The International Monetary Fund, ever the fiscal harbinger, has thrown a lifeline. They have proffered the Fiscal Year 2024 Circular Debt Management Plan (CDMP). Aimed squarely at reining in power subsidies and offsetting the whirlpool of debt, it’s a roadmap to breathe life into a flagging sector. And with a target to stabilise the fiscal year’s debt at 2.2% of the GDP, it’s more than just a flash in the pan. Central to the reform drive is tariff realignment. A push towards transparent, regular adjustments ensures the economic gears don’t grind to a halt. And as the government reshapes its subsidy strategy, shielding the needy without bleeding the exchequer becomes paramount. Cue the third stage of the multi-year subsidy reform, which zooms in on agriculture while keeping a protective arm around residential lifelines.
The future? Think renewables, reduced losses, and better-managed debts. And while the gas sector battles its own circular demons, the prescription remains eerily familiar: fair pricing and regular adjustments. It’s a path that’ll need global guidance. Institutions like the World Bank and ADB aren’t just deep-pocketed allies; they’re repositories of wisdom, their lessons from other shores invaluable.

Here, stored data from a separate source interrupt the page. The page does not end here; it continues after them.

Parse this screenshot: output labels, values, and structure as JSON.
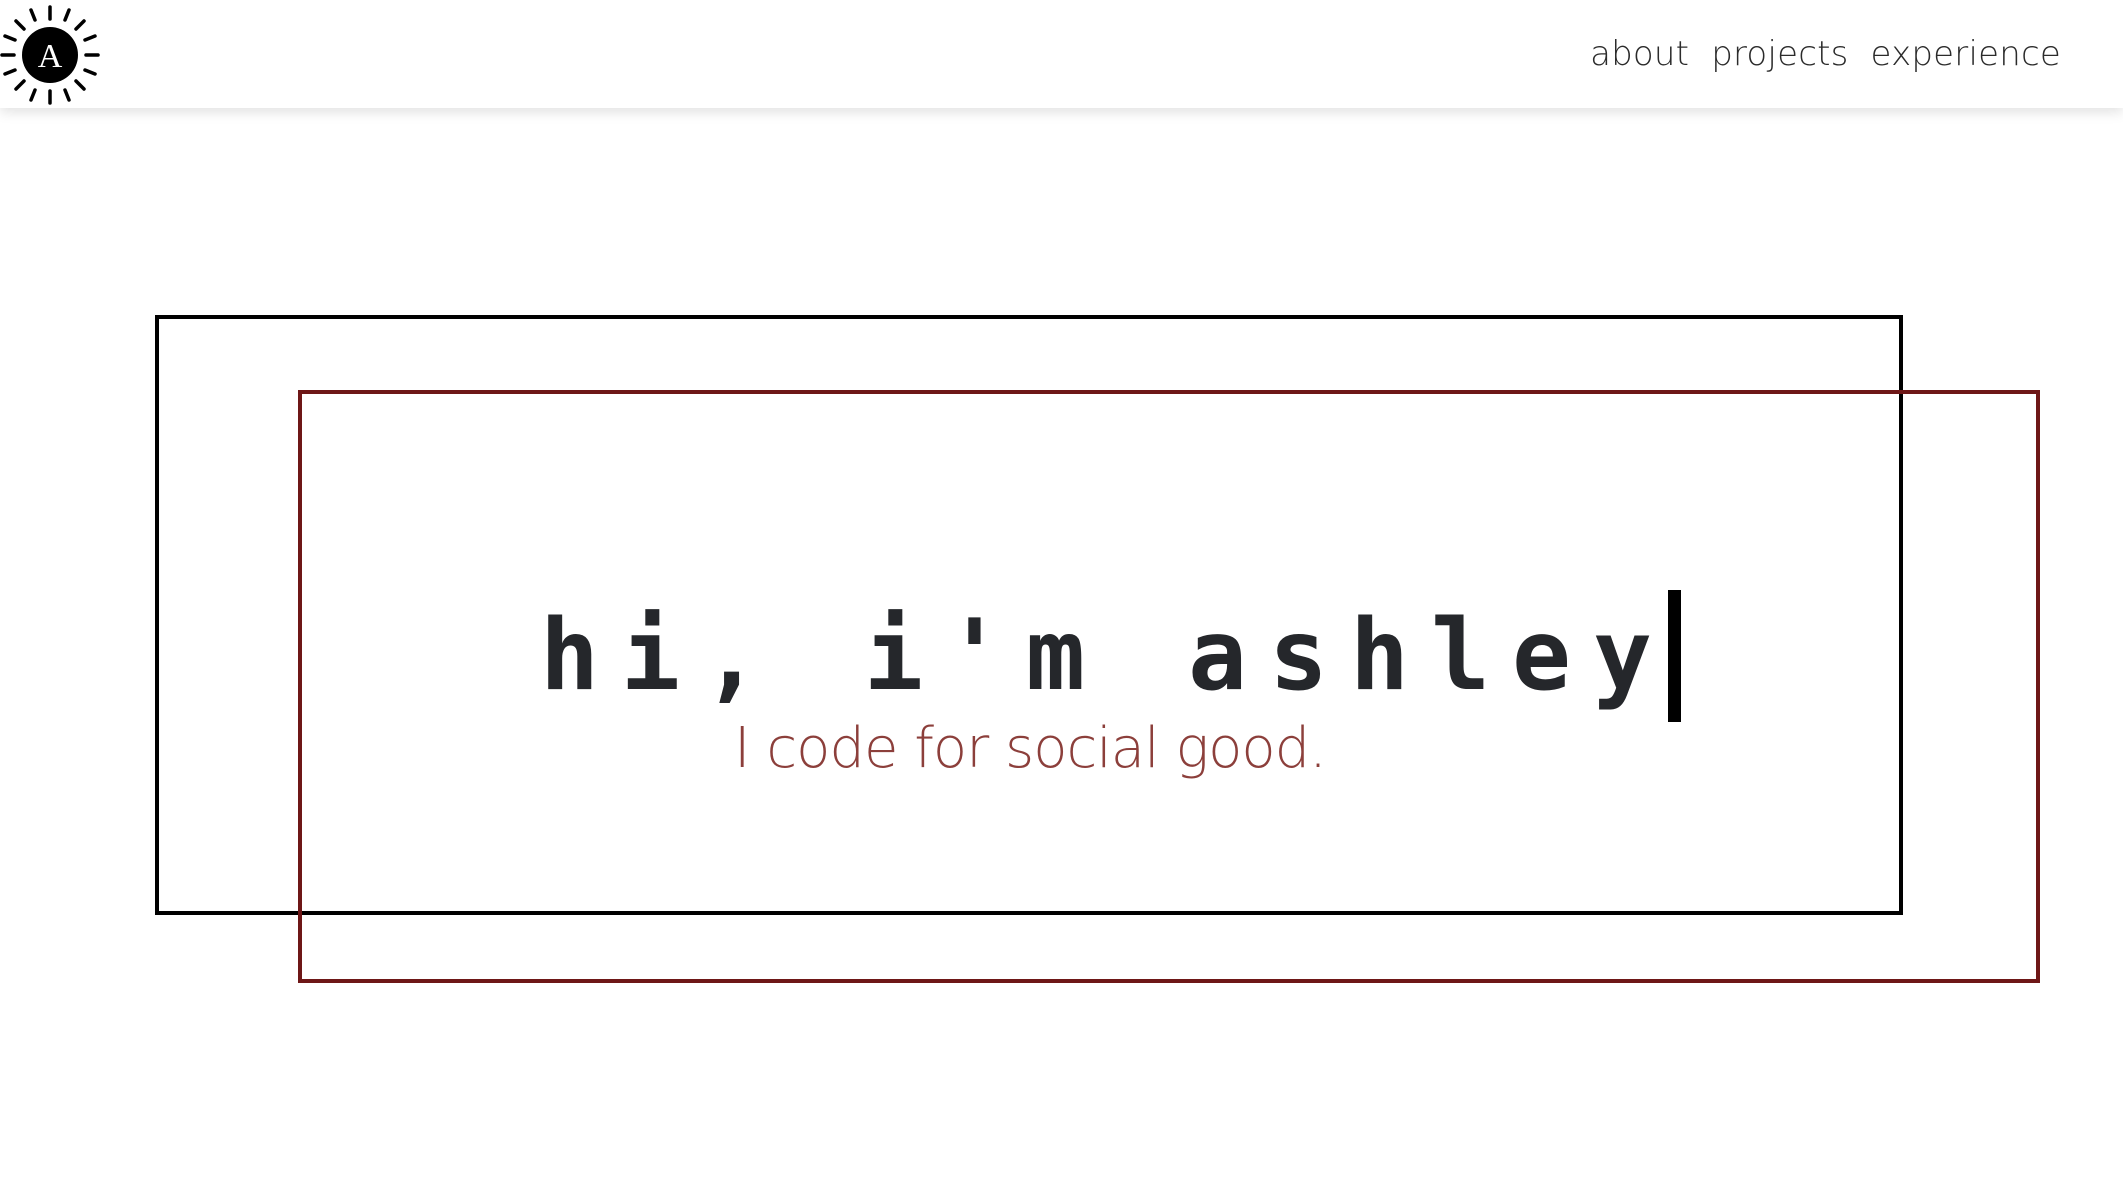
{
  "brand": {
    "logo_letter": "A",
    "logo_icon": "sun-icon"
  },
  "nav": {
    "items": [
      {
        "label": "about"
      },
      {
        "label": "projects"
      },
      {
        "label": "experience"
      }
    ]
  },
  "hero": {
    "title": "hi, i'm ashley",
    "subtitle": "I code for social good."
  },
  "colors": {
    "title": "#25272b",
    "subtitle": "#8c3f3b",
    "frame_black": "#000000",
    "frame_red": "#6e1717",
    "background": "#ffffff"
  }
}
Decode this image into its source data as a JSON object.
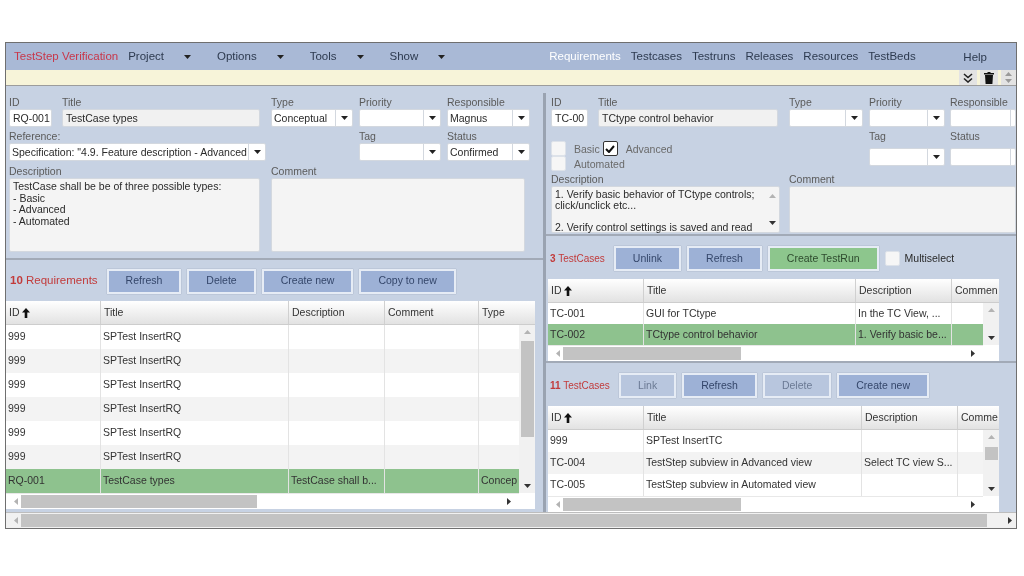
{
  "menu_bar": {
    "app_title": "TestStep Verification",
    "menus": [
      "Project",
      "Options",
      "Tools",
      "Show"
    ],
    "sections": [
      {
        "label": "Requirements",
        "selected": true
      },
      {
        "label": "Testcases",
        "selected": false
      },
      {
        "label": "Testruns",
        "selected": false
      },
      {
        "label": "Releases",
        "selected": false
      },
      {
        "label": "Resources",
        "selected": false
      },
      {
        "label": "TestBeds",
        "selected": false
      }
    ],
    "help": "Help"
  },
  "requirement_form": {
    "id": {
      "label": "ID",
      "value": "RQ-001"
    },
    "title": {
      "label": "Title",
      "value": "TestCase types"
    },
    "type": {
      "label": "Type",
      "value": "Conceptual"
    },
    "priority": {
      "label": "Priority"
    },
    "responsible": {
      "label": "Responsible",
      "value": "Magnus"
    },
    "reference": {
      "label": "Reference:",
      "value": "Specification: \"4.9. Feature description - Advanced"
    },
    "tag": {
      "label": "Tag"
    },
    "status": {
      "label": "Status",
      "value": "Confirmed"
    },
    "description": {
      "label": "Description",
      "value": "TestCase shall be be of three possible types:\n- Basic\n- Advanced\n- Automated"
    },
    "comment": {
      "label": "Comment"
    }
  },
  "requirements": {
    "count": "**10** Requirements",
    "buttons": [
      {
        "label": "Refresh"
      },
      {
        "label": "Delete"
      },
      {
        "label": "Create new"
      },
      {
        "label": "Copy to new"
      }
    ],
    "columns": [
      {
        "label": "ID",
        "sorted": true
      },
      {
        "label": "Title"
      },
      {
        "label": "Description"
      },
      {
        "label": "Comment"
      },
      {
        "label": "Type"
      }
    ],
    "rows": [
      {
        "cells": [
          "999",
          "SPTest InsertRQ",
          null,
          null,
          null
        ],
        "selected": false
      },
      {
        "cells": [
          "999",
          "SPTest InsertRQ",
          null,
          null,
          null
        ],
        "selected": false
      },
      {
        "cells": [
          "999",
          "SPTest InsertRQ",
          null,
          null,
          null
        ],
        "selected": false
      },
      {
        "cells": [
          "999",
          "SPTest InsertRQ",
          null,
          null,
          null
        ],
        "selected": false
      },
      {
        "cells": [
          "999",
          "SPTest InsertRQ",
          null,
          null,
          null
        ],
        "selected": false
      },
      {
        "cells": [
          "999",
          "SPTest InsertRQ",
          null,
          null,
          null
        ],
        "selected": false
      },
      {
        "cells": [
          "RQ-001",
          "TestCase types",
          "TestCase shall b...",
          null,
          "Concep"
        ],
        "selected": true
      }
    ]
  },
  "testcase_form": {
    "id": {
      "label": "ID",
      "value": "TC-00"
    },
    "title": {
      "label": "Title",
      "value": "TCtype control behavior"
    },
    "type": {
      "label": "Type"
    },
    "priority": {
      "label": "Priority"
    },
    "responsible": {
      "label": "Responsible"
    },
    "tag": {
      "label": "Tag"
    },
    "status": {
      "label": "Status"
    },
    "levels": [
      {
        "label": "Basic",
        "checked": false
      },
      {
        "label": "Advanced",
        "checked": true
      },
      {
        "label": "Automated",
        "checked": false
      }
    ],
    "description": {
      "label": "Description",
      "value": "1. Verify basic behavior of TCtype controls;\nclick/unclick etc...\n\n2. Verify control settings is saved and read"
    },
    "comment": {
      "label": "Comment"
    }
  },
  "linked_testcases": {
    "count": "**3** TestCases",
    "buttons": [
      {
        "label": "Unlink",
        "kind": "normal"
      },
      {
        "label": "Refresh",
        "kind": "normal"
      },
      {
        "label": "Create TestRun",
        "kind": "accent"
      }
    ],
    "multiselect": {
      "label": "Multiselect",
      "checked": false
    },
    "columns": [
      {
        "label": "ID",
        "sorted": true
      },
      {
        "label": "Title"
      },
      {
        "label": "Description"
      },
      {
        "label": "Commen"
      }
    ],
    "rows": [
      {
        "cells": [
          "TC-001",
          "GUI for TCtype",
          "In the TC View, ...",
          null
        ],
        "selected": false
      },
      {
        "cells": [
          "TC-002",
          "TCtype control behavior",
          "1. Verify basic be...",
          null
        ],
        "selected": true
      }
    ]
  },
  "all_testcases": {
    "count": "**11** TestCases",
    "buttons": [
      {
        "label": "Link",
        "disabled": true
      },
      {
        "label": "Refresh",
        "disabled": false
      },
      {
        "label": "Delete",
        "disabled": true
      },
      {
        "label": "Create new",
        "disabled": false
      }
    ],
    "columns": [
      {
        "label": "ID",
        "sorted": true
      },
      {
        "label": "Title"
      },
      {
        "label": "Description"
      },
      {
        "label": "Comme"
      }
    ],
    "rows": [
      {
        "cells": [
          "999",
          "SPTest InsertTC",
          null,
          null
        ],
        "selected": false
      },
      {
        "cells": [
          "TC-004",
          "TestStep subview in Advanced view",
          "Select TC view S...",
          null
        ],
        "selected": false
      },
      {
        "cells": [
          "TC-005",
          "TestStep subview in Automated view",
          null,
          null
        ],
        "selected": false
      }
    ]
  }
}
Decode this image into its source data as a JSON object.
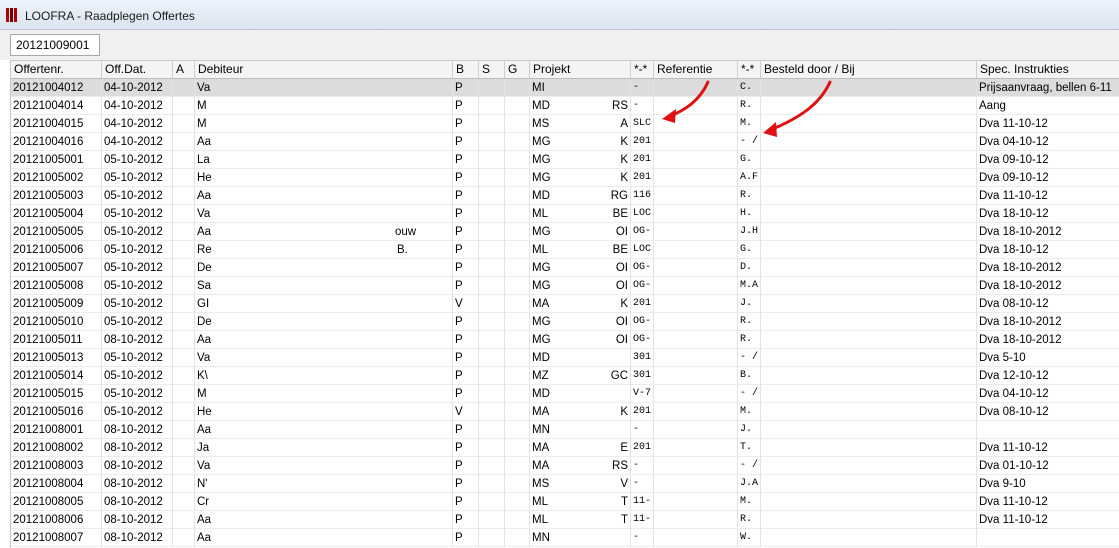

A final piece of the puzzle lies with the China-Pakistan Economic Corridor. A bespoke Just Energy Transition Partnership Investment Plan might be the linchpin, energising grids and speeding up the energy transition. In essence, Pakistan’s energy woes, knotted in political indecision and historical inefficiencies, demand not just immediate panaceas but a sustainable vision. The country can ill-afford to let its energy sector keep running in fiscal circles.